>>5724970It depends on what you consider gratifying, in the end. I will undeservedly rant here, but it is not aimed at you. There are many, many websites with millions readers more than /qst/, and their standards vary from /trash/ tier content to cumbersomely written autisdynamo power fantasy schlock.
None of them are easy ways to get views and feedback. But they are still almost all easier ways to get readers, provided your content aligns to their site's focus. They've been discussed to death so at the risk of bringing it up again I'll not name the questing varieties or webnovel garbage bins, to instead tackle this from a personal angle.
It's going to sound bullshit, but I believe it; writing on /qst/ is choosing Dante Must Die with a broken square button. If your goal is the gratification of having many readers or lasting writing sanity. Sanity in writing work ethic itself having a rather debatable existence for many writers aside. I've tried a variety of platforms, and bare minimally semi-competently written trash is not the norm.

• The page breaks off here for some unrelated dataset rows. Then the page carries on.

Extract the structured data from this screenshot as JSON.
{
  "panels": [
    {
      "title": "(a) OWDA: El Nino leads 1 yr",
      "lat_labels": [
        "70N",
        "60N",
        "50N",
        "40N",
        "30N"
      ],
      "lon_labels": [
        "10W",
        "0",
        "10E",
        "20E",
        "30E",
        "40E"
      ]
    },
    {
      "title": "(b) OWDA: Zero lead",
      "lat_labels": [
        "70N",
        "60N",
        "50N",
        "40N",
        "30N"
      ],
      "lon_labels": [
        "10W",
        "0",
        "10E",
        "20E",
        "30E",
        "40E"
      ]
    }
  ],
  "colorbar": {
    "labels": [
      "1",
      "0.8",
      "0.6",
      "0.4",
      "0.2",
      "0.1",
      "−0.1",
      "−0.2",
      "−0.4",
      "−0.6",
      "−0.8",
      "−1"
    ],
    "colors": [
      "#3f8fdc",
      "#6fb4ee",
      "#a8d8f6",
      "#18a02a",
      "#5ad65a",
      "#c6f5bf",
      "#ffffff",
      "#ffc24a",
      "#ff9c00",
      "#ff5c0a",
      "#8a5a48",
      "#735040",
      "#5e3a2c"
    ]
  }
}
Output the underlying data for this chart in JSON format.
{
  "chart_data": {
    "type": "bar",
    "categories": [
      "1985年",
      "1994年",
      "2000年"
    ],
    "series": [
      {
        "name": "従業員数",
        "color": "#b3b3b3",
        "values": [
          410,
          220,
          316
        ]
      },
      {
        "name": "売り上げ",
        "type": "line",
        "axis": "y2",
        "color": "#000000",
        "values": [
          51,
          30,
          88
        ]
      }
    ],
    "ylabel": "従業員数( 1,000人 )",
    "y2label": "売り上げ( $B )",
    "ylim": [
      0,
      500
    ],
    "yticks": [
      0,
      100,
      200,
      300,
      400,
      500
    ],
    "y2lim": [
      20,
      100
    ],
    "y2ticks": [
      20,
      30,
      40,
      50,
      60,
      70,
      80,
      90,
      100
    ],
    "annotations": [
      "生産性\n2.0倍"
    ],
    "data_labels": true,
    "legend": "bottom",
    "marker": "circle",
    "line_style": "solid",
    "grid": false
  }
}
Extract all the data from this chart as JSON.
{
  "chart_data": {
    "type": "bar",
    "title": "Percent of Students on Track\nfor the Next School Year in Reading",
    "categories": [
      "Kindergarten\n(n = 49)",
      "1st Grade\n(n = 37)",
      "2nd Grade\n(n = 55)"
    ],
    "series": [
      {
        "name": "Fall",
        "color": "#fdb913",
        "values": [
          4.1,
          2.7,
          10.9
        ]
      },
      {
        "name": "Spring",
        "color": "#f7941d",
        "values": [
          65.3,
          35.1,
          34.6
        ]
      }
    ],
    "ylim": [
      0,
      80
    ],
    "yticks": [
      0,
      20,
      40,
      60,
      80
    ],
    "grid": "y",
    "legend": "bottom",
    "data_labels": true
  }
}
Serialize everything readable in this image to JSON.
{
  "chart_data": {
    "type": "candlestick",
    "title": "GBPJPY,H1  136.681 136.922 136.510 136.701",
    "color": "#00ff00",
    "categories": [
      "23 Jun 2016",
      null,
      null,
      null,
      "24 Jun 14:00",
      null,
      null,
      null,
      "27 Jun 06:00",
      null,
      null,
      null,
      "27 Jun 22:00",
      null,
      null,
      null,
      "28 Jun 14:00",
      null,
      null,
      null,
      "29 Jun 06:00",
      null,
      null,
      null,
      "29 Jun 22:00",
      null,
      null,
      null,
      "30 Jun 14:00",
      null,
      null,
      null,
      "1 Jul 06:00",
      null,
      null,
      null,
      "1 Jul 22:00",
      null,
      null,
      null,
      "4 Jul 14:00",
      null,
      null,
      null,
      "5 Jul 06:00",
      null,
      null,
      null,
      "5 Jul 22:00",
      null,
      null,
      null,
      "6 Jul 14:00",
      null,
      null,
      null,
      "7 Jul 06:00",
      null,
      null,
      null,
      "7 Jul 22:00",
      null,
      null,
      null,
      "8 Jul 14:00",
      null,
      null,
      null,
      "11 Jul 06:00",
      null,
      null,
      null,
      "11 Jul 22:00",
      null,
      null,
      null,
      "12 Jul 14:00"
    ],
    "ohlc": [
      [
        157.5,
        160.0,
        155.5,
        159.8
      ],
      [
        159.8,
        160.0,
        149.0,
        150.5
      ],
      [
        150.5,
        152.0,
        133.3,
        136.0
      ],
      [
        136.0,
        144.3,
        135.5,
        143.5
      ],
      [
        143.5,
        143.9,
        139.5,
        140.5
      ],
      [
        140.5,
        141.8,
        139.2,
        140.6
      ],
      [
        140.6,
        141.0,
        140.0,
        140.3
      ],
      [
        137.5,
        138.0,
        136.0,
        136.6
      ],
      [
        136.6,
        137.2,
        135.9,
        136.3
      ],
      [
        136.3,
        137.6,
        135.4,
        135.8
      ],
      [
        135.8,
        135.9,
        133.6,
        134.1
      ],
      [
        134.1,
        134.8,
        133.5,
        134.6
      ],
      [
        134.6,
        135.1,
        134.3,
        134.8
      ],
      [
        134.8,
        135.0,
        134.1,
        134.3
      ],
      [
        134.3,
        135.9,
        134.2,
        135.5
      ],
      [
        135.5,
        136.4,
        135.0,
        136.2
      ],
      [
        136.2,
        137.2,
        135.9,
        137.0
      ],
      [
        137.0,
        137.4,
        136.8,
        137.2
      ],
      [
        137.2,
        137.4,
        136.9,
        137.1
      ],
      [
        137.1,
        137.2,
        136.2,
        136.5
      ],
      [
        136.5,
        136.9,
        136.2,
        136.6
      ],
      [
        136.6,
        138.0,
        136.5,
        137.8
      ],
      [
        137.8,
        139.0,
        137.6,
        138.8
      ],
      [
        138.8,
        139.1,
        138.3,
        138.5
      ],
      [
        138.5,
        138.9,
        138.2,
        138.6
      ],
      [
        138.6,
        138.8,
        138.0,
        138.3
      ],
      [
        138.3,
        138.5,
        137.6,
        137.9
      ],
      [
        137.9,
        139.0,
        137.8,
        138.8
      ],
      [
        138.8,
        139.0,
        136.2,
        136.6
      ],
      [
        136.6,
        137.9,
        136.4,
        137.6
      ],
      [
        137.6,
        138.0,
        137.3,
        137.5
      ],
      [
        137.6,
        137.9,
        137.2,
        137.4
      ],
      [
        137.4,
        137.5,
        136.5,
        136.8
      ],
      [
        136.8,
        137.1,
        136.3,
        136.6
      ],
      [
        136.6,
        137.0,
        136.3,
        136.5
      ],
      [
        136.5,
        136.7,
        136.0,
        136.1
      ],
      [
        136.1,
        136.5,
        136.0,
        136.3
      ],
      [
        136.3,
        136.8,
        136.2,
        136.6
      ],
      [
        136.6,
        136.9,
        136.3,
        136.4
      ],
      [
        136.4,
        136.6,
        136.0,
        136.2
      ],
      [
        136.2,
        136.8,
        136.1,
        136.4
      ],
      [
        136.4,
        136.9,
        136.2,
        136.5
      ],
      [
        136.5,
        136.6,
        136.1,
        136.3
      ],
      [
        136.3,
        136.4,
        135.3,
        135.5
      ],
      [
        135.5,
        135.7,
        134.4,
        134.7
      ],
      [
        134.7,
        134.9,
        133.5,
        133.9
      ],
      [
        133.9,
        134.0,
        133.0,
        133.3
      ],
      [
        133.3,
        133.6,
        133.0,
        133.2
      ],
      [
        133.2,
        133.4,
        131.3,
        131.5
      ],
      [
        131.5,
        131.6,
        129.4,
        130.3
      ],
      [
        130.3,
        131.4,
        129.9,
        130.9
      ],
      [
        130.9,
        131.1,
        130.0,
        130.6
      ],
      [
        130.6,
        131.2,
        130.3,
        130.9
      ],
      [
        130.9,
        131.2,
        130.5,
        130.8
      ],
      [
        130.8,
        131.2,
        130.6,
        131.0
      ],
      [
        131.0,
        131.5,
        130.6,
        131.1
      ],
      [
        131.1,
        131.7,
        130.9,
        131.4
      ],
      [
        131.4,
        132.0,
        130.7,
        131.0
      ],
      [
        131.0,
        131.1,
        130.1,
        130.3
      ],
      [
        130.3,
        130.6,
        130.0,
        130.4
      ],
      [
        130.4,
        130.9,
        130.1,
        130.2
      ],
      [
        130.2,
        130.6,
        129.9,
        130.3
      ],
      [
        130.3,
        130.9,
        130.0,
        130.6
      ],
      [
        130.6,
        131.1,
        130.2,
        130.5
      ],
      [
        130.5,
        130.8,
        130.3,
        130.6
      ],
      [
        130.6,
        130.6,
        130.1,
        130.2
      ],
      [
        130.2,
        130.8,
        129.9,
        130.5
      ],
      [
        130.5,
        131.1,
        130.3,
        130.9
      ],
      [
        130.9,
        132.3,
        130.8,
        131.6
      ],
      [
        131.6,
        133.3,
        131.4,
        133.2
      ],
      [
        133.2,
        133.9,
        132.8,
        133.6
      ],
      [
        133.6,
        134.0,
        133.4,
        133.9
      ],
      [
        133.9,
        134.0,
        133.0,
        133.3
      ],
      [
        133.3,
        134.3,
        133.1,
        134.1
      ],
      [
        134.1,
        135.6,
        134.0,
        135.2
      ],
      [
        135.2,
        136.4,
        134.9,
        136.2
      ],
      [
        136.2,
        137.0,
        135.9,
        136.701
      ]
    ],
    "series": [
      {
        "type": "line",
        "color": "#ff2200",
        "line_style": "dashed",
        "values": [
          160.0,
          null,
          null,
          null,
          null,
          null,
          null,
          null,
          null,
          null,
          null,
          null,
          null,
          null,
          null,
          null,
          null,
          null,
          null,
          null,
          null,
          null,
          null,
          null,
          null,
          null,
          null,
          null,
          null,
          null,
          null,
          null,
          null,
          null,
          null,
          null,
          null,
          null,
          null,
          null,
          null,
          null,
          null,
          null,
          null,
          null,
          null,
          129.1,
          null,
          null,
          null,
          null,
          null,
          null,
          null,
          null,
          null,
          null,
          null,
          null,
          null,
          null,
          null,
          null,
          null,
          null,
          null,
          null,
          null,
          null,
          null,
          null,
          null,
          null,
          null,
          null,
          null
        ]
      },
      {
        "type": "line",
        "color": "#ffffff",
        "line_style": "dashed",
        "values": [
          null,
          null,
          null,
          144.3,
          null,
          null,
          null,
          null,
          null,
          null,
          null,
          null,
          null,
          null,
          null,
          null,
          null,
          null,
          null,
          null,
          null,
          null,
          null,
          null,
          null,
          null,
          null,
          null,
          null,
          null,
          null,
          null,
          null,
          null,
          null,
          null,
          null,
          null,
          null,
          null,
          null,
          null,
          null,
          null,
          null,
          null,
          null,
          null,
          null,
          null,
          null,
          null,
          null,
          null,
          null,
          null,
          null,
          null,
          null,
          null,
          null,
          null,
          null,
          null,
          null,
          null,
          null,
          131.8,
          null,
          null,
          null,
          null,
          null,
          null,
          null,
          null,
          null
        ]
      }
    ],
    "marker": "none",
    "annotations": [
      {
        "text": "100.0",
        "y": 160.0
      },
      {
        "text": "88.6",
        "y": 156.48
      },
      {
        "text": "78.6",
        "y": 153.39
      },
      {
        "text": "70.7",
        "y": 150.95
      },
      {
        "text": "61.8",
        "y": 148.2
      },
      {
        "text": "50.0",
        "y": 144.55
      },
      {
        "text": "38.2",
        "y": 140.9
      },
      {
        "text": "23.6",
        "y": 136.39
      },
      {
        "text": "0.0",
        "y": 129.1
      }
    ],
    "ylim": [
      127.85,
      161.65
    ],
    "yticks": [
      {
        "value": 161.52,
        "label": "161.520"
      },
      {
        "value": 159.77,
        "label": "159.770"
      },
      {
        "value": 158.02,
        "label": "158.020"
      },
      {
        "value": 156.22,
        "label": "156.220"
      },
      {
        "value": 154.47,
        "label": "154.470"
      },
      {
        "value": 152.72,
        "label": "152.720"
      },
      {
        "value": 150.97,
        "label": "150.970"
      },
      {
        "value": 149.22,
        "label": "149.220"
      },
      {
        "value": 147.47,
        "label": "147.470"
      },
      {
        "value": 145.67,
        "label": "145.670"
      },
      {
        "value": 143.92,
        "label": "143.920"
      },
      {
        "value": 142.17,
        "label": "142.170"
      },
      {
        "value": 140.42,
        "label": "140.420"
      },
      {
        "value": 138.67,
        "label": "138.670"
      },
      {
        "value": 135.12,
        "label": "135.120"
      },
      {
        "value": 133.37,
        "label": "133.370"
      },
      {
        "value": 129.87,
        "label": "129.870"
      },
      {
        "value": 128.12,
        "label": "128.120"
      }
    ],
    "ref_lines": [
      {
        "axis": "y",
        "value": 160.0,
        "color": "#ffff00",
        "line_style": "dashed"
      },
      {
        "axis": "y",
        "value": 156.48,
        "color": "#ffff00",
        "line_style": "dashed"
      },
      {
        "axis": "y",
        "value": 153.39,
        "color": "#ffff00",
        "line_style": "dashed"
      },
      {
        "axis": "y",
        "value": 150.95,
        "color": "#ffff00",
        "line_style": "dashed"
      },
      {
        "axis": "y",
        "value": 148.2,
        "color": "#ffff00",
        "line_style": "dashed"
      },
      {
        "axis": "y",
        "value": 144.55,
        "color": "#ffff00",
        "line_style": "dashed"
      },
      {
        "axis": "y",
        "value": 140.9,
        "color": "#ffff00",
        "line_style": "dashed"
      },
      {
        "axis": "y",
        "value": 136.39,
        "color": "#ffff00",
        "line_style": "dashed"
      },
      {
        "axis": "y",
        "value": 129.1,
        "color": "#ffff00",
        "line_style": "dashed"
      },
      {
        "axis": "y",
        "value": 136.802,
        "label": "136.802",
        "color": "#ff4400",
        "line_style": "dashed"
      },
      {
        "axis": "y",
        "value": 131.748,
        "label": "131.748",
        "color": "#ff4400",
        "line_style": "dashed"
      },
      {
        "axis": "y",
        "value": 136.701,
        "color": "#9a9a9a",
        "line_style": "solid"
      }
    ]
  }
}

By that I mean sufficient grammar, once or twice editorial passes, functioning sentence structure, that's uncommon. Maybe 20% of internet fiction in english is legible english. Obviously, I'm using legible more loosely than the history of regional + legal definitions for a roman slave.
People are just terrible writers. More so if all they've done is contained in an environment where they haven't usefully applied feedback for multiple years. What am I getting at? DMing and serials are different skills, but not so different in their demands, with shared sub-skills, audiences, and influences. What people want is largely garbage. You can provide that anywhere. What creators like our resident bloodbat want is for other people to add meaning to their own creations and see it develop, in whichever flavors have caught their monthly phantasy rhythm or resurfaced via dialogue with others.
Most free writing is editor free work, and no author is their own best editor. Some successful writers ignore their editors and include detailed sequences of river water and dysentery betwixt smut material that's written like it was idly ripped from Corruption of Champions. D/GMing at least has you collaborating with other people with the productive aim of having fun, with each other, and that adds important social filters which can make things easier, if not better.